Contacted by phone in California, Donald J. Bredberg, managing director of StoneCreek Partners LLC, said he is eager to provide whatever information town leaders need.
"We're always delighted to add anything to the analysis that people think is necessary," Bredberg said.
And as for the spelling error, Bredberg said he was traveling and unable to catch up with his editor to correct the mistake before sending the study to the town.
"I thought it was more important to get the report out," Bredberg said.
The report pins the success of a historic renovation on several factors, including a couple that are iffy: offering a golf rounds deal with the nearby Belleair Country Club and getting municipal property taxes waived.
Tom duPont, president of the adjacent country club, wouldn't say whether his private club would support a golf rounds deal.
"We don't have a position on it and we're not willing to take a position at this time," duPont said. "If somebody wants to approach us, the door is always open."
The property may not be eligible for hefty property tax breaks, either, and whether there is even support for them is not clear.
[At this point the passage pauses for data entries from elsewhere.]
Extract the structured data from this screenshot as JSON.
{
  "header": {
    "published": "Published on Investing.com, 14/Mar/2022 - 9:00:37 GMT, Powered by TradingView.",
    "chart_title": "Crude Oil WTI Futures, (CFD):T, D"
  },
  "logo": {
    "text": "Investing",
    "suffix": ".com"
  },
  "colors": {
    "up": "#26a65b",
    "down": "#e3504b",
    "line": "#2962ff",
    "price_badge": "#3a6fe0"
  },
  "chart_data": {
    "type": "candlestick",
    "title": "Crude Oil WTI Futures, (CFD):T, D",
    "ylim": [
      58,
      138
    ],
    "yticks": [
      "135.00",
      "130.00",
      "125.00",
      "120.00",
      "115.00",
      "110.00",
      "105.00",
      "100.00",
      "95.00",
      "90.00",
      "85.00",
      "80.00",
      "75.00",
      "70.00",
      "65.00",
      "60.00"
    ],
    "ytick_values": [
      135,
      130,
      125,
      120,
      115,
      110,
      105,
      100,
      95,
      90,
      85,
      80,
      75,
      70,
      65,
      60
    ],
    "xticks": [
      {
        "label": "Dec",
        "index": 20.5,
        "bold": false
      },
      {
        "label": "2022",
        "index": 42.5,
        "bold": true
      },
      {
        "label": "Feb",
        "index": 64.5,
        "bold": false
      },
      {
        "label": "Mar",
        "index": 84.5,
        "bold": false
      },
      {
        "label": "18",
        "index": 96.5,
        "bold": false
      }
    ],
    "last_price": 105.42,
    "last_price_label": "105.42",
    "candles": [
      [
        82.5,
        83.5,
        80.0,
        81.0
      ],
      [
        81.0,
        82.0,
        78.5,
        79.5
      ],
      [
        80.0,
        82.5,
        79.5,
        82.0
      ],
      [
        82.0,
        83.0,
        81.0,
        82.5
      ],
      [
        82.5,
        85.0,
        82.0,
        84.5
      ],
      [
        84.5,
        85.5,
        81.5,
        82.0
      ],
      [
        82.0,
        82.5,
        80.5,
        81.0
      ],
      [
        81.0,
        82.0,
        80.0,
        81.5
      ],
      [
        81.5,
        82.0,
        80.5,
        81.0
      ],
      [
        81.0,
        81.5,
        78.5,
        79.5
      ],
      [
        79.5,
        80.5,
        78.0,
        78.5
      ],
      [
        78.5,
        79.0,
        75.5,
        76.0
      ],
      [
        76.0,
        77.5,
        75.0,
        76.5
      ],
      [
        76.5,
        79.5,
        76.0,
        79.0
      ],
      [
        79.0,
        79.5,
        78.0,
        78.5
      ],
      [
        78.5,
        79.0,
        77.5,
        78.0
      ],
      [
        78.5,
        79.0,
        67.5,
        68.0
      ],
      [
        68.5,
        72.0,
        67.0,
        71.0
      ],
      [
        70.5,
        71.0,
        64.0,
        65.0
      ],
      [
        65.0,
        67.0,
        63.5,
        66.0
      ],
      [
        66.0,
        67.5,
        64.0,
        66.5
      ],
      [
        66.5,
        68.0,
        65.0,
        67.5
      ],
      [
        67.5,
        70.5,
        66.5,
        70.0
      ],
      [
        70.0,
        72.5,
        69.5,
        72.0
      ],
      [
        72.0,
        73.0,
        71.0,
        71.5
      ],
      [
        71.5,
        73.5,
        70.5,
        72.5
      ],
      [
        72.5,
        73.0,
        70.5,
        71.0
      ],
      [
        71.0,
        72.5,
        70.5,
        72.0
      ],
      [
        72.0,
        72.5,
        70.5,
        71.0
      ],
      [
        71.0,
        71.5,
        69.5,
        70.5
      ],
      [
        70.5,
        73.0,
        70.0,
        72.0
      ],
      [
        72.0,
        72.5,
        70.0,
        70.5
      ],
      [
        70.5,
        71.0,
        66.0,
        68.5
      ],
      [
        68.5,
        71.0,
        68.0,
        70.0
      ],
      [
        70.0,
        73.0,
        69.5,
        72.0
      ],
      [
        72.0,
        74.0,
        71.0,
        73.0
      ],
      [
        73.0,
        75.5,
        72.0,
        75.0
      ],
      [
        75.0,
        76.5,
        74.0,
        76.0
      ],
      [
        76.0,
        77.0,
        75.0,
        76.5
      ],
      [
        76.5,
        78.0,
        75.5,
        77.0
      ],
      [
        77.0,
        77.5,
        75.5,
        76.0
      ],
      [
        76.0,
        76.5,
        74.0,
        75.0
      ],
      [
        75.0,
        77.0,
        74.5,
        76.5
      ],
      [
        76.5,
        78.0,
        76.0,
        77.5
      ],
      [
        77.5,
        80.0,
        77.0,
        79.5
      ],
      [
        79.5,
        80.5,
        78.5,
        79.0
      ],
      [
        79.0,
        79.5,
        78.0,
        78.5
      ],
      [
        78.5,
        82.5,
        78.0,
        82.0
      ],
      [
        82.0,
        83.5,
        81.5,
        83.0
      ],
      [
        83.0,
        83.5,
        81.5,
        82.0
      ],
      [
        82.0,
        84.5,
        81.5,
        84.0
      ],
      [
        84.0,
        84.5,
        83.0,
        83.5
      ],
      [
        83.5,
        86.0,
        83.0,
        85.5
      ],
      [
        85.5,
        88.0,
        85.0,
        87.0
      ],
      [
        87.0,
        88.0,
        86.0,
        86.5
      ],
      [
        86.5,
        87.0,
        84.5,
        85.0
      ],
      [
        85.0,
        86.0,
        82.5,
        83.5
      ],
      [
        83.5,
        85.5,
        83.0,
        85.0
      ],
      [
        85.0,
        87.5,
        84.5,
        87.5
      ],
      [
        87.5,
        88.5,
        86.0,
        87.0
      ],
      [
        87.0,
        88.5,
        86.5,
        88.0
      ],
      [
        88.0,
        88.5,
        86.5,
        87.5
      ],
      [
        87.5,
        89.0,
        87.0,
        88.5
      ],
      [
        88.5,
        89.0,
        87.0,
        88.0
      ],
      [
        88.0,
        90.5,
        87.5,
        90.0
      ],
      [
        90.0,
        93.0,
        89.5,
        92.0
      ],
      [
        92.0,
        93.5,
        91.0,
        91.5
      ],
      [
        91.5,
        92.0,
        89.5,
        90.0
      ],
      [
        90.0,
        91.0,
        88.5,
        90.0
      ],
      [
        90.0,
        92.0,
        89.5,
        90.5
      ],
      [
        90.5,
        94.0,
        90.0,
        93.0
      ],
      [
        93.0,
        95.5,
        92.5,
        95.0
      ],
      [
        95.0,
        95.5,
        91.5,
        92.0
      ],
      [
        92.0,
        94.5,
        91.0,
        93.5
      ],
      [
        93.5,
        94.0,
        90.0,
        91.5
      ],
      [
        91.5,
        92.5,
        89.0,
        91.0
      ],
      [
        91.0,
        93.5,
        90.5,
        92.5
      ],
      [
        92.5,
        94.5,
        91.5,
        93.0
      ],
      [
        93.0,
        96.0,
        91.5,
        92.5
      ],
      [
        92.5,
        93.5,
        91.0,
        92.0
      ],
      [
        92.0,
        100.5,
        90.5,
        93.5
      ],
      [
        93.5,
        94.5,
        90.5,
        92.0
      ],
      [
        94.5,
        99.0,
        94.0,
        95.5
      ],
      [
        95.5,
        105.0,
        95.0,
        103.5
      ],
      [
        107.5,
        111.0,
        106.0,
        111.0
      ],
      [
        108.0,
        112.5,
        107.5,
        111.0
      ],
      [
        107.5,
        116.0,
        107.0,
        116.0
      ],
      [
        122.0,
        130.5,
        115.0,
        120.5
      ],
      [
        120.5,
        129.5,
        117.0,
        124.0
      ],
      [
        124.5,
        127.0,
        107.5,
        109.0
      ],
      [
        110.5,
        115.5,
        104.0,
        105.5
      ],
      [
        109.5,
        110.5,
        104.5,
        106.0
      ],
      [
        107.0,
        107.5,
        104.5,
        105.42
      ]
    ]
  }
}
Katica scoffed at the assumption that the city would waive property taxes. Deputy Mayor Stephen Fowler said he'd be open to waiving city property taxes on improvements to the hotel if the structure is preserved.
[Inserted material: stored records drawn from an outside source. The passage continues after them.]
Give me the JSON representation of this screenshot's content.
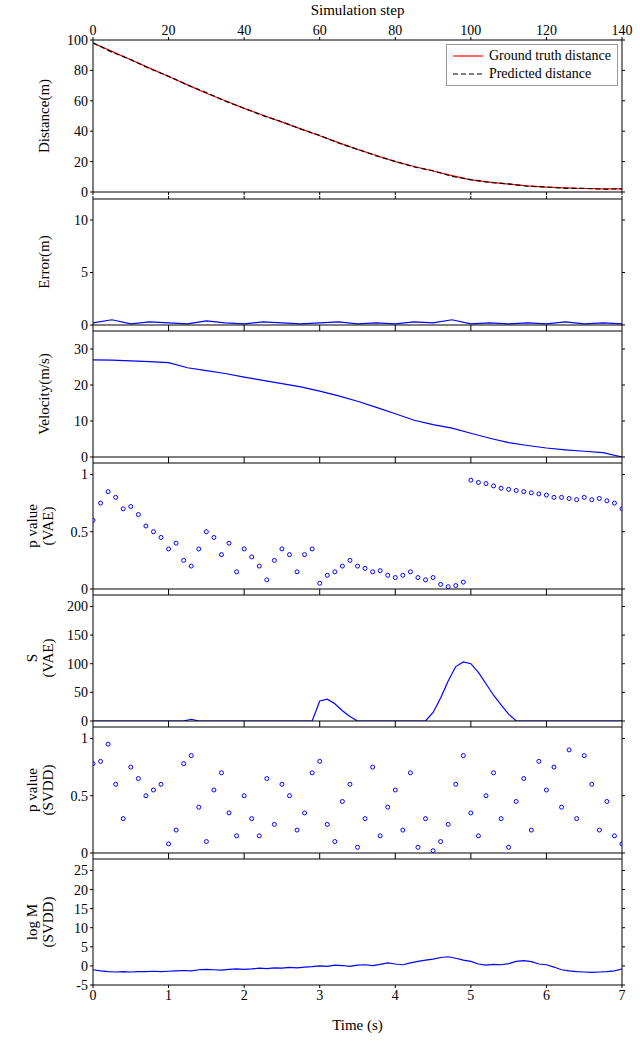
{
  "chart_data": [
    {
      "type": "line",
      "x": [
        0,
        0.25,
        0.5,
        0.75,
        1,
        1.25,
        1.5,
        1.75,
        2,
        2.25,
        2.5,
        2.75,
        3,
        3.25,
        3.5,
        3.75,
        4,
        4.25,
        4.5,
        4.75,
        5,
        5.25,
        5.5,
        5.75,
        6,
        6.25,
        6.5,
        6.75,
        7
      ],
      "series": [
        {
          "name": "Ground truth distance",
          "color": "#ff0000",
          "line_style": "solid",
          "values": [
            98,
            92.5,
            87,
            81.5,
            76,
            70.5,
            65,
            60,
            55,
            50.5,
            46,
            41.5,
            37,
            32.5,
            28,
            24,
            20,
            16.8,
            13.8,
            10.8,
            8,
            6.5,
            5.2,
            4,
            3.2,
            2.7,
            2.3,
            2.1,
            2
          ]
        },
        {
          "name": "Predicted distance",
          "color": "#000000",
          "line_style": "dashed",
          "values": [
            98.2,
            92,
            87.1,
            81.2,
            76.2,
            70.4,
            65.4,
            59.8,
            55.1,
            50.2,
            46.2,
            41.4,
            37.2,
            32.2,
            28.1,
            23.8,
            20.1,
            16.5,
            14,
            10.3,
            8.1,
            6.3,
            5.3,
            3.8,
            3.3,
            2.4,
            2.4,
            1.9,
            2.1
          ]
        }
      ],
      "xlim": [
        0,
        7
      ],
      "xticks": [
        0,
        1,
        2,
        3,
        4,
        5,
        6,
        7
      ],
      "x2lim": [
        0,
        140
      ],
      "x2ticks": [
        0,
        20,
        40,
        60,
        80,
        100,
        120,
        140
      ],
      "x2label": "Simulation step",
      "ylim": [
        0,
        100
      ],
      "yticks": [
        0,
        20,
        40,
        60,
        80,
        100
      ],
      "ylabel": [
        "Distance(m)"
      ],
      "legend": "upper right",
      "tick_labels": "y"
    },
    {
      "type": "line",
      "x": [
        0,
        0.25,
        0.5,
        0.75,
        1,
        1.25,
        1.5,
        1.75,
        2,
        2.25,
        2.5,
        2.75,
        3,
        3.25,
        3.5,
        3.75,
        4,
        4.25,
        4.5,
        4.75,
        5,
        5.25,
        5.5,
        5.75,
        6,
        6.25,
        6.5,
        6.75,
        7
      ],
      "series": [
        {
          "color": "#0000ff",
          "values": [
            0.2,
            0.5,
            0.1,
            0.3,
            0.2,
            0.1,
            0.4,
            0.2,
            0.1,
            0.3,
            0.2,
            0.1,
            0.2,
            0.3,
            0.1,
            0.2,
            0.1,
            0.3,
            0.2,
            0.5,
            0.1,
            0.2,
            0.1,
            0.2,
            0.1,
            0.3,
            0.1,
            0.2,
            0.1
          ]
        }
      ],
      "xlim": [
        0,
        7
      ],
      "xticks": [
        0,
        1,
        2,
        3,
        4,
        5,
        6,
        7
      ],
      "ylim": [
        0,
        12
      ],
      "yticks": [
        0,
        5,
        10
      ],
      "ylabel": [
        "Error(m)"
      ],
      "tick_labels": "y"
    },
    {
      "type": "line",
      "x": [
        0,
        0.25,
        0.5,
        0.75,
        1,
        1.25,
        1.5,
        1.75,
        2,
        2.25,
        2.5,
        2.75,
        3,
        3.25,
        3.5,
        3.75,
        4,
        4.25,
        4.5,
        4.75,
        5,
        5.25,
        5.5,
        5.75,
        6,
        6.25,
        6.5,
        6.75,
        7
      ],
      "series": [
        {
          "color": "#0000ff",
          "values": [
            27,
            26.9,
            26.7,
            26.5,
            26.2,
            24.8,
            24,
            23.2,
            22.2,
            21.3,
            20.4,
            19.5,
            18.3,
            17,
            15.5,
            13.8,
            12,
            10.2,
            9,
            8,
            6.6,
            5.2,
            4,
            3.2,
            2.5,
            2,
            1.6,
            1.2,
            0
          ]
        }
      ],
      "xlim": [
        0,
        7
      ],
      "xticks": [
        0,
        1,
        2,
        3,
        4,
        5,
        6,
        7
      ],
      "ylim": [
        0,
        35
      ],
      "yticks": [
        0,
        10,
        20,
        30
      ],
      "ylabel": [
        "Velocity(m/s)"
      ],
      "tick_labels": "y"
    },
    {
      "type": "scatter",
      "x": [
        0,
        0.1,
        0.2,
        0.3,
        0.4,
        0.5,
        0.6,
        0.7,
        0.8,
        0.9,
        1,
        1.1,
        1.2,
        1.3,
        1.4,
        1.5,
        1.6,
        1.7,
        1.8,
        1.9,
        2,
        2.1,
        2.2,
        2.3,
        2.4,
        2.5,
        2.6,
        2.7,
        2.8,
        2.9,
        3,
        3.1,
        3.2,
        3.3,
        3.4,
        3.5,
        3.6,
        3.7,
        3.8,
        3.9,
        4,
        4.1,
        4.2,
        4.3,
        4.4,
        4.5,
        4.6,
        4.7,
        4.8,
        4.9,
        5,
        5.1,
        5.2,
        5.3,
        5.4,
        5.5,
        5.6,
        5.7,
        5.8,
        5.9,
        6,
        6.1,
        6.2,
        6.3,
        6.4,
        6.5,
        6.6,
        6.7,
        6.8,
        6.9,
        7
      ],
      "series": [
        {
          "color": "#0000ff",
          "marker": "o",
          "values": [
            0.6,
            0.75,
            0.85,
            0.8,
            0.7,
            0.72,
            0.65,
            0.55,
            0.5,
            0.45,
            0.35,
            0.4,
            0.25,
            0.2,
            0.35,
            0.5,
            0.45,
            0.3,
            0.4,
            0.15,
            0.35,
            0.28,
            0.2,
            0.08,
            0.25,
            0.35,
            0.3,
            0.15,
            0.3,
            0.35,
            0.05,
            0.12,
            0.15,
            0.2,
            0.25,
            0.2,
            0.18,
            0.15,
            0.16,
            0.12,
            0.1,
            0.12,
            0.15,
            0.1,
            0.08,
            0.1,
            0.04,
            0.02,
            0.03,
            0.06,
            0.95,
            0.93,
            0.92,
            0.9,
            0.88,
            0.87,
            0.86,
            0.85,
            0.84,
            0.83,
            0.82,
            0.8,
            0.8,
            0.79,
            0.78,
            0.8,
            0.78,
            0.79,
            0.77,
            0.75,
            0.7
          ]
        }
      ],
      "xlim": [
        0,
        7
      ],
      "xticks": [
        0,
        1,
        2,
        3,
        4,
        5,
        6,
        7
      ],
      "ylim": [
        0,
        1.1
      ],
      "yticks": [
        0,
        0.5,
        1
      ],
      "ylabel": [
        "p value",
        "(VAE)"
      ],
      "tick_labels": "y"
    },
    {
      "type": "line",
      "x": [
        0,
        0.1,
        0.2,
        0.3,
        0.4,
        0.5,
        0.6,
        0.7,
        0.8,
        0.9,
        1,
        1.1,
        1.2,
        1.3,
        1.4,
        1.5,
        1.6,
        1.7,
        1.8,
        1.9,
        2,
        2.1,
        2.2,
        2.3,
        2.4,
        2.5,
        2.6,
        2.7,
        2.8,
        2.9,
        3,
        3.1,
        3.2,
        3.3,
        3.4,
        3.5,
        3.6,
        3.7,
        3.8,
        3.9,
        4,
        4.1,
        4.2,
        4.3,
        4.4,
        4.5,
        4.6,
        4.7,
        4.8,
        4.9,
        5,
        5.1,
        5.2,
        5.3,
        5.4,
        5.5,
        5.6,
        5.7,
        5.8,
        5.9,
        6,
        6.1,
        6.2,
        6.3,
        6.4,
        6.5,
        6.6,
        6.7,
        6.8,
        6.9,
        7
      ],
      "series": [
        {
          "color": "#0000ff",
          "values": [
            0,
            0,
            0,
            0,
            0,
            0,
            0,
            0,
            0,
            0,
            0,
            0,
            0,
            3,
            0,
            0,
            0,
            0,
            0,
            0,
            0,
            0,
            0,
            0,
            0,
            0,
            0,
            0,
            0,
            0,
            35,
            38,
            30,
            18,
            8,
            0,
            0,
            0,
            0,
            0,
            0,
            0,
            0,
            0,
            0,
            15,
            40,
            70,
            95,
            103,
            100,
            85,
            65,
            45,
            28,
            12,
            0,
            0,
            0,
            0,
            0,
            0,
            0,
            0,
            0,
            0,
            0,
            0,
            0,
            0,
            0
          ]
        }
      ],
      "xlim": [
        0,
        7
      ],
      "xticks": [
        0,
        1,
        2,
        3,
        4,
        5,
        6,
        7
      ],
      "ylim": [
        0,
        220
      ],
      "yticks": [
        0,
        50,
        100,
        150,
        200
      ],
      "ylabel": [
        "S",
        "(VAE)"
      ],
      "tick_labels": "y"
    },
    {
      "type": "scatter",
      "x": [
        0,
        0.1,
        0.2,
        0.3,
        0.4,
        0.5,
        0.6,
        0.7,
        0.8,
        0.9,
        1,
        1.1,
        1.2,
        1.3,
        1.4,
        1.5,
        1.6,
        1.7,
        1.8,
        1.9,
        2,
        2.1,
        2.2,
        2.3,
        2.4,
        2.5,
        2.6,
        2.7,
        2.8,
        2.9,
        3,
        3.1,
        3.2,
        3.3,
        3.4,
        3.5,
        3.6,
        3.7,
        3.8,
        3.9,
        4,
        4.1,
        4.2,
        4.3,
        4.4,
        4.5,
        4.6,
        4.7,
        4.8,
        4.9,
        5,
        5.1,
        5.2,
        5.3,
        5.4,
        5.5,
        5.6,
        5.7,
        5.8,
        5.9,
        6,
        6.1,
        6.2,
        6.3,
        6.4,
        6.5,
        6.6,
        6.7,
        6.8,
        6.9,
        7
      ],
      "series": [
        {
          "color": "#0000ff",
          "marker": "o",
          "values": [
            0.78,
            0.8,
            0.95,
            0.6,
            0.3,
            0.75,
            0.65,
            0.5,
            0.55,
            0.6,
            0.08,
            0.2,
            0.78,
            0.85,
            0.4,
            0.1,
            0.55,
            0.7,
            0.35,
            0.15,
            0.5,
            0.3,
            0.15,
            0.65,
            0.25,
            0.6,
            0.5,
            0.2,
            0.35,
            0.7,
            0.8,
            0.25,
            0.1,
            0.45,
            0.6,
            0.05,
            0.3,
            0.75,
            0.15,
            0.4,
            0.55,
            0.2,
            0.7,
            0.05,
            0.3,
            0.02,
            0.1,
            0.25,
            0.6,
            0.85,
            0.35,
            0.15,
            0.5,
            0.7,
            0.3,
            0.05,
            0.45,
            0.65,
            0.2,
            0.8,
            0.55,
            0.75,
            0.4,
            0.9,
            0.3,
            0.85,
            0.6,
            0.2,
            0.45,
            0.15,
            0.08
          ]
        }
      ],
      "xlim": [
        0,
        7
      ],
      "xticks": [
        0,
        1,
        2,
        3,
        4,
        5,
        6,
        7
      ],
      "ylim": [
        0,
        1.1
      ],
      "yticks": [
        0,
        0.5,
        1
      ],
      "ylabel": [
        "p value",
        "(SVDD)"
      ],
      "tick_labels": "y"
    },
    {
      "type": "line",
      "x": [
        0,
        0.1,
        0.2,
        0.3,
        0.4,
        0.5,
        0.6,
        0.7,
        0.8,
        0.9,
        1,
        1.1,
        1.2,
        1.3,
        1.4,
        1.5,
        1.6,
        1.7,
        1.8,
        1.9,
        2,
        2.1,
        2.2,
        2.3,
        2.4,
        2.5,
        2.6,
        2.7,
        2.8,
        2.9,
        3,
        3.1,
        3.2,
        3.3,
        3.4,
        3.5,
        3.6,
        3.7,
        3.8,
        3.9,
        4,
        4.1,
        4.2,
        4.3,
        4.4,
        4.5,
        4.6,
        4.7,
        4.8,
        4.9,
        5,
        5.1,
        5.2,
        5.3,
        5.4,
        5.5,
        5.6,
        5.7,
        5.8,
        5.9,
        6,
        6.1,
        6.2,
        6.3,
        6.4,
        6.5,
        6.6,
        6.7,
        6.8,
        6.9,
        7
      ],
      "series": [
        {
          "color": "#0000ff",
          "values": [
            -1,
            -1.3,
            -1.5,
            -1.6,
            -1.5,
            -1.6,
            -1.5,
            -1.5,
            -1.4,
            -1.5,
            -1.4,
            -1.3,
            -1.2,
            -1.3,
            -1,
            -0.9,
            -1,
            -1.1,
            -0.9,
            -0.8,
            -0.9,
            -0.8,
            -0.6,
            -0.7,
            -0.5,
            -0.6,
            -0.4,
            -0.5,
            -0.3,
            -0.2,
            0,
            -0.1,
            0.2,
            0.1,
            -0.1,
            0.2,
            0.3,
            0.1,
            0.4,
            0.8,
            0.5,
            0.3,
            0.8,
            1.2,
            1.5,
            1.8,
            2.2,
            2.4,
            2,
            1.5,
            1.2,
            0.5,
            0.2,
            0.4,
            0.3,
            0.6,
            1.2,
            1.4,
            1.1,
            0.5,
            0.3,
            -0.3,
            -1,
            -1.3,
            -1.5,
            -1.6,
            -1.7,
            -1.6,
            -1.5,
            -1.3,
            -0.8
          ]
        }
      ],
      "xlim": [
        0,
        7
      ],
      "xticks": [
        0,
        1,
        2,
        3,
        4,
        5,
        6,
        7
      ],
      "xlabel": "Time (s)",
      "ylim": [
        -5,
        28
      ],
      "yticks": [
        -5,
        0,
        5,
        10,
        15,
        20,
        25
      ],
      "ylabel": [
        "log M",
        "(SVDD)"
      ]
    }
  ]
}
The town's historic preservation ordinance provides exemptions for a portion of property taxes on residential properties, said Town Manager Micah Maxwell, but those tax breaks don't apply to the Biltmore.
The study was also supposed to evaluate the feasibility of various uses for the property and determine their impact on the community. Uses mentioned in the study include a partial renovation and spa facility, a new conference-oriented hotel, and single-family or multi-family homes.
But Katica and a consultant for the owner of the Biltmore said the study failed to address one of the most important factors: how those projects would affect the town.
"The real problem here is they didn't answer what the town was looking for in any way, shape or form," said Matt Cummings, a consultant for the owners.
Town Commissioner Tom Shelly said the majority of Belleair residents want to see the Biltmore restored. He was encouraged that the report shows hotels on the site would be viable, based on calculations of the value of specific types of projects.
A restored hotel would have a "net present value" of about $13.2 million, according to the study. Another project that involves demolishing the Biltmore and building 37 single family homes would have a net present value of about $12.6 million. And a partial renovation, destination spa and single-family homes project would be valued at about $5.4 million.
Maxwell, the town manager, said he got the runaround when he tried to obtain the report, which was due Sept. 8.
"They have not returned a lot of phone calls and e-mails," Maxwell said.
Bredberg said the study involved detailed analysis and he didn't want to submit the report until he was finished.
E-mails to and from the consultant show repeated requests from Maxwell for the report, a draft of which was sent to the town on Sept. 20.
Town leaders awaited delivery of a final draft in time for a meeting on Tuesday. A brief summary and a similar version of the report labeled "Discussion Draft" were e-mailed to the town Monday. Town leaders were forced to cancel Tuesday's meeting because the report arrived so late, Maxwell said. They now plan to discuss the study on Oct. 18.